Managing social anxiety involves a lot of self talk. For example, one way anxiety feeds on itself is through negative self talk (which can be anything from “I’m going to embarrass myself” to “I am going to fail this test”) while positive self talk (“I am capable of handling this”) reinforces calmness and confidence. It can even be empowering if you use affirmations to encourage yourself or focus on your personal strengths.

Practicing Active Listening

In social situations, away from yourself and onto the other person, the focus can reduce anxiety. Active listening entails fully focusing on the conversation and making note of the conversation by keeping eye contact and nodding, and asking follow up questions. It makes people feel more connected and less self conscious.

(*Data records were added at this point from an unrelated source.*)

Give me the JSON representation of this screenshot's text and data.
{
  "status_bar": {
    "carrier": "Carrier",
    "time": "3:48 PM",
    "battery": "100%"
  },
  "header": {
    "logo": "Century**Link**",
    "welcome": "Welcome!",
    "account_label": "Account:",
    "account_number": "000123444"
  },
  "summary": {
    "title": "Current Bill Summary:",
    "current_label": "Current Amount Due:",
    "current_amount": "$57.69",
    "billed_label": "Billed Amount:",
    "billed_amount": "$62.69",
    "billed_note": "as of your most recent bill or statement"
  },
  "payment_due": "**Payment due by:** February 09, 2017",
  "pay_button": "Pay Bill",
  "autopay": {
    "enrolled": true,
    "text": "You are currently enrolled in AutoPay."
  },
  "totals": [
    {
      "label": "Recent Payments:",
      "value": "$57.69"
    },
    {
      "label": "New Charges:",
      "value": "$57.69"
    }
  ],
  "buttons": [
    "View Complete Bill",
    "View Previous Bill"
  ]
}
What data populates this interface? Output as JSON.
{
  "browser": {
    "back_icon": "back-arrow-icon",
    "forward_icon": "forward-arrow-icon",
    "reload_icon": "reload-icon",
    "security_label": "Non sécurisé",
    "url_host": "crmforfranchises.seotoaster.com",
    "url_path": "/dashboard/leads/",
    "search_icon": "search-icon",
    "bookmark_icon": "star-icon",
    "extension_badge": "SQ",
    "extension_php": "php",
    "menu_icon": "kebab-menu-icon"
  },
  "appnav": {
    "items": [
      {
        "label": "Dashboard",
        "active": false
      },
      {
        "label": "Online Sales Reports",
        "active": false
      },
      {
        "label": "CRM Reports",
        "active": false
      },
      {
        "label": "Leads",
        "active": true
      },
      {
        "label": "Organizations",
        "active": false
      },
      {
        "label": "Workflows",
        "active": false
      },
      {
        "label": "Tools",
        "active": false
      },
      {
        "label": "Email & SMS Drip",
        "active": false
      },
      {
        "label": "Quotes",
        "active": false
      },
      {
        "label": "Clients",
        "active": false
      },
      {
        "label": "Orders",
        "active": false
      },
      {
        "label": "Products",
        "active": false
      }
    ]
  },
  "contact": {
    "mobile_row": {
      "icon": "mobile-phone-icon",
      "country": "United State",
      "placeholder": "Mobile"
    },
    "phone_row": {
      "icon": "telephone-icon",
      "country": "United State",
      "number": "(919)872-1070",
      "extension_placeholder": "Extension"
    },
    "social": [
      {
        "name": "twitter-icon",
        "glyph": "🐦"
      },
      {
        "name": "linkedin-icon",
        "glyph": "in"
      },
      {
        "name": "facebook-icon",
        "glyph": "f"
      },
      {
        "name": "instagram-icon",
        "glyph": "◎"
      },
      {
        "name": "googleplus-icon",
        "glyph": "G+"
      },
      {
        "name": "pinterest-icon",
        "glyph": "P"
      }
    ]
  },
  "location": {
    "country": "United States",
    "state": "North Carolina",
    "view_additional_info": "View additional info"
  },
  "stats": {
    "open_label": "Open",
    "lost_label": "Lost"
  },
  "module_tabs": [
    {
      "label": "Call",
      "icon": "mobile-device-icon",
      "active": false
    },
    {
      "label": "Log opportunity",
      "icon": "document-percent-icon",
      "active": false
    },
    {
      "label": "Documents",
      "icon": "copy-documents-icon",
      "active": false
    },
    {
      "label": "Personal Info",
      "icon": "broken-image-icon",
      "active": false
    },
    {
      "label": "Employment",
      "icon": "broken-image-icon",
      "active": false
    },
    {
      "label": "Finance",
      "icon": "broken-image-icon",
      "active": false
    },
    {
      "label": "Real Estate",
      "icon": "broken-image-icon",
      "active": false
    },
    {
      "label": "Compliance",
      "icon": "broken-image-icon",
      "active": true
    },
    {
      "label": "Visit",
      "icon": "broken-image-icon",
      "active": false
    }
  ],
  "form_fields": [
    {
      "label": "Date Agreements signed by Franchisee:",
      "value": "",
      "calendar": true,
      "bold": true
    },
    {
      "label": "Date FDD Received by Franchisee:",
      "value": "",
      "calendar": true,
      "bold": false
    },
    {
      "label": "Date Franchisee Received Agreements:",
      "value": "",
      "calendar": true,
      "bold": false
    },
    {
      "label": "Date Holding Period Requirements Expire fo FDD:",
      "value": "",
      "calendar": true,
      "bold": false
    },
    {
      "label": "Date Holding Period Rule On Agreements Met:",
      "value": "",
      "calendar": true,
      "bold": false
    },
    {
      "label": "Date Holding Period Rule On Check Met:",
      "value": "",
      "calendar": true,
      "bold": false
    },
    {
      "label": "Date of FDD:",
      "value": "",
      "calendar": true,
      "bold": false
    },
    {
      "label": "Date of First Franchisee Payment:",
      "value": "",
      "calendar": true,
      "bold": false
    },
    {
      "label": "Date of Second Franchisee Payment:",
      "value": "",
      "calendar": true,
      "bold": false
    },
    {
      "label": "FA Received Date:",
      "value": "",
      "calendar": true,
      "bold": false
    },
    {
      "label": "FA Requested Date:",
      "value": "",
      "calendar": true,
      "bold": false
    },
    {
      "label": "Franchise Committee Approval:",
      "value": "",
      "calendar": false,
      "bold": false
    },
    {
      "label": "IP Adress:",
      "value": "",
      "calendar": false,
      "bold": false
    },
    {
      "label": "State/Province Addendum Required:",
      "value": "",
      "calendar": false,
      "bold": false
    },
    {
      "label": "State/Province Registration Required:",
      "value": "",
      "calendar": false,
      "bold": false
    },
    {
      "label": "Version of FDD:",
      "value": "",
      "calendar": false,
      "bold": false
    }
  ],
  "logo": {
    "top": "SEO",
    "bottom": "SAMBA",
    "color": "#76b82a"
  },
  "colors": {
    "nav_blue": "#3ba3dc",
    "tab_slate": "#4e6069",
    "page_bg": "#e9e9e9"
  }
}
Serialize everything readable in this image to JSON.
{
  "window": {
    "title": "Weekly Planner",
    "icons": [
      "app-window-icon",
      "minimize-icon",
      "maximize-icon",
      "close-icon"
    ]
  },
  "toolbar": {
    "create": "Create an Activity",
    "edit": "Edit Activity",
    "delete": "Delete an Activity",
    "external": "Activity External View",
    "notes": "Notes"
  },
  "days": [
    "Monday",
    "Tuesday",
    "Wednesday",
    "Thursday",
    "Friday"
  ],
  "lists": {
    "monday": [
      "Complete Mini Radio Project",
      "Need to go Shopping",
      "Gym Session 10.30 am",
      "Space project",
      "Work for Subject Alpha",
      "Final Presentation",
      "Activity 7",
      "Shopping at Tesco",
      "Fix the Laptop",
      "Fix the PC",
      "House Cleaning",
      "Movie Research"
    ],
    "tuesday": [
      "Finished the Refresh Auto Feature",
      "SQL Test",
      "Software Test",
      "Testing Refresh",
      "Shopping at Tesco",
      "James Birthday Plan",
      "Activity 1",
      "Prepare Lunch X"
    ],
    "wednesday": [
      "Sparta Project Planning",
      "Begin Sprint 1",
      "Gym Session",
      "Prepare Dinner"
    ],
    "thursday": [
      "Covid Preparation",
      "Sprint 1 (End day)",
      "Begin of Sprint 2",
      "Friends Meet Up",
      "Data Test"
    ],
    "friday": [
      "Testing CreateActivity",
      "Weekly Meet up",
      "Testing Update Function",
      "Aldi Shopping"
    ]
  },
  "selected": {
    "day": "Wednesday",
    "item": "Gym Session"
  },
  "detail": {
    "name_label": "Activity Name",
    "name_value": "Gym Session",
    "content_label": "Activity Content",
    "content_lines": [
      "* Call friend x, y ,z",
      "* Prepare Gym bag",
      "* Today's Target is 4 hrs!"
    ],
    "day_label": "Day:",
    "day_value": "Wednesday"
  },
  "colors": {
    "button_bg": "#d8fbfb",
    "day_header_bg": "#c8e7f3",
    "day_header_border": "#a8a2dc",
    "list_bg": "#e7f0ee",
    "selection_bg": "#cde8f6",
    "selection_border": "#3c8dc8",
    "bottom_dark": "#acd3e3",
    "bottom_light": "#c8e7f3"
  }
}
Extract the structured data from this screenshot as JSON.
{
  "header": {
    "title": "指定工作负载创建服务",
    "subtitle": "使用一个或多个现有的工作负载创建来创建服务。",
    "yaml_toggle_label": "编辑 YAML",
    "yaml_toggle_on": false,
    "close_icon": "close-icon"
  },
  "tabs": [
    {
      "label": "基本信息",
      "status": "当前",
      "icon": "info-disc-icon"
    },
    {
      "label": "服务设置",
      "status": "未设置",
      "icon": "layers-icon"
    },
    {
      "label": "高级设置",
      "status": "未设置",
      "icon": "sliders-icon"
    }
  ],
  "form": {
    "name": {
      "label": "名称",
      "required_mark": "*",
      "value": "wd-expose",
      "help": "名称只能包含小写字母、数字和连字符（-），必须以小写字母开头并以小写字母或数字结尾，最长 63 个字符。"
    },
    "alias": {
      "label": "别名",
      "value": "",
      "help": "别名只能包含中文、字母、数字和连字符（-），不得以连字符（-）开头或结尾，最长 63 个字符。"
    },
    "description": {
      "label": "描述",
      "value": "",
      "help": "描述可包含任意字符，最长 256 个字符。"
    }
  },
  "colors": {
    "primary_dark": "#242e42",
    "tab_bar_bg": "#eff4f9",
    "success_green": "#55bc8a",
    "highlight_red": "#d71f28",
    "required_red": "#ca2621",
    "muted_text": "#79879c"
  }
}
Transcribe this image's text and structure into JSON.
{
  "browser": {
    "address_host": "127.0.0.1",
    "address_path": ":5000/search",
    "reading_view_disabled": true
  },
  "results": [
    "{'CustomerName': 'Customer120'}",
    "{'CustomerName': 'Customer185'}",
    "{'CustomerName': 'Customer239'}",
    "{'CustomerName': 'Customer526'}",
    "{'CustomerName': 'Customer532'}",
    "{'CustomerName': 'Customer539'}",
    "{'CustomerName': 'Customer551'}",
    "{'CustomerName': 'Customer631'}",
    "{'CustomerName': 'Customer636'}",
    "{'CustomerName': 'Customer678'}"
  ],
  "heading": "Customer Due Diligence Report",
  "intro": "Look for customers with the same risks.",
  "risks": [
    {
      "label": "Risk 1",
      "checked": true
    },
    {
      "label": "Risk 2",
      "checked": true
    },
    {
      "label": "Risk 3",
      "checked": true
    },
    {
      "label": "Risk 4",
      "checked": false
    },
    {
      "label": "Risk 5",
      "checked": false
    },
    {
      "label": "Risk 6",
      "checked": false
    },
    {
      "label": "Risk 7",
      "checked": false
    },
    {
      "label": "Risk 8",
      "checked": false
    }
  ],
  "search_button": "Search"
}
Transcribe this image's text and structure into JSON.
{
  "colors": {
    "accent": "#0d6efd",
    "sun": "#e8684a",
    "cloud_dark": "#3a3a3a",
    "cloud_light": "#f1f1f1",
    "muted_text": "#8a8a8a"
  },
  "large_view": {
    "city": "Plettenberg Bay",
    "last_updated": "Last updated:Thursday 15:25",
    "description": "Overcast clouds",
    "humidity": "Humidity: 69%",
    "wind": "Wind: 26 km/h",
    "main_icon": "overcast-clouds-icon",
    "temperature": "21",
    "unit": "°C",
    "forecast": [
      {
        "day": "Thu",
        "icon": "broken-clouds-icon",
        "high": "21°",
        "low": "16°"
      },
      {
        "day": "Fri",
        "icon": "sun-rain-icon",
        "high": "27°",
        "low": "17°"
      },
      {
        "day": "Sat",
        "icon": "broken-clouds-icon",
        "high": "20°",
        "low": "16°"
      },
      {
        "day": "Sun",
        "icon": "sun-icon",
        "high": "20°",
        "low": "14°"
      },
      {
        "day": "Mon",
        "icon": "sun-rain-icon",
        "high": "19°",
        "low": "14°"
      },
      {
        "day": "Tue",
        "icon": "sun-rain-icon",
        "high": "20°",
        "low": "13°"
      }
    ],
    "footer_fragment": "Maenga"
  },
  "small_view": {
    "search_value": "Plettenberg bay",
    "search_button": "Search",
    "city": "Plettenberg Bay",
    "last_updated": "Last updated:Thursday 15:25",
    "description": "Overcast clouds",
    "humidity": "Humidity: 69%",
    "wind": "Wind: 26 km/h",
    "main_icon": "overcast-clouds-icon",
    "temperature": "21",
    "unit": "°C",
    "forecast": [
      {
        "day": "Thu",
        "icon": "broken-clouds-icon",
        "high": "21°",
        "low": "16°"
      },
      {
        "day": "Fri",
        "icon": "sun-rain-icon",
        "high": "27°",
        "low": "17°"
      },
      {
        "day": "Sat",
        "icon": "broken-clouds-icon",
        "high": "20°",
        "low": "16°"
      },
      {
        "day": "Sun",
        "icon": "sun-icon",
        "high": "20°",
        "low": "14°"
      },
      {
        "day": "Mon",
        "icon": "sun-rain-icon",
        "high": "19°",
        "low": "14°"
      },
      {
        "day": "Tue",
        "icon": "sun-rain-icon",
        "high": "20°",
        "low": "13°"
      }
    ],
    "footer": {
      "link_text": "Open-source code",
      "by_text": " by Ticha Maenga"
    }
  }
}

Social Skills to Make the Workplace Comfortable

Non-Verbal Communication

Social interaction depends greatly on non verbal communication, such as body language and face expressions. One way to show confidence is to appear confident — whether that means giving a warm smile, good posture and steady eye contact. Positive body language makes you look more confident to others, and as a result makes you feel more confident, even if you feel anxious inside.

Small Talk

If you experience social anxiety, having the ability to master the ‘art’ of small talk could be a real game changer. Small talk tends to focus on easy entry topics into conversations like shared experiences, or the weather. It’s small talk so there’s often an opportunity to practice social interactions and at the same time build confidence. After a while, however, these exchanges can feel less awkward and infantile.

When Necessary Seeking Professional Help

Social anxiety can be severe and overwhelming enough to the point that you need professional help. Cognitive Behavioral Therapy (CBT) is a well known treatment that appears to be the most successful treatment for overcoming social anxiety. In some cases, there are medications that a psychiatrist in Karachi can prescribe for you to help with the anxiety symptoms.

Managing Social Anxiety on the Long Term

Lifestyle Changes

There are other ways to cope with social anxiety, aside from adopting a healthy lifestyle. Stress can be decreased overall and mood will improve through regular exercise, a balanced diet and adequate sleep. Physical activity in particular can be a good way to help build up confidence in a situation like social anxiety, as it will lead to a greater feeling of accomplishment, and thus can be empowering.

Developing a Growth Mindset

Finally, to succeed in something long term, we need to avoid the pity mindset. We should never pity ourselves. Learning to embrace discomfort, and seeing social situations as opportunities for growth as opposed to threats, makes a big difference. Although each small step towards facing fears is progress, with time, people can develop resilience and social interaction confidence.

Conclusion

Social anxiety is not something that will disappear overnight; it will take patience, practice and persistence to manage (and overcome) it. Cognitive behavioral techniques, relaxation exercises, exposure therapy and teaching social skills are some ways people can go a long way to overcoming everyday anxiety. Just remember, you may not see progress in a day, but everything leads to progress. Anyone can overcome social anxiety with the right tools and support to live a life that’s fulfilling and confident.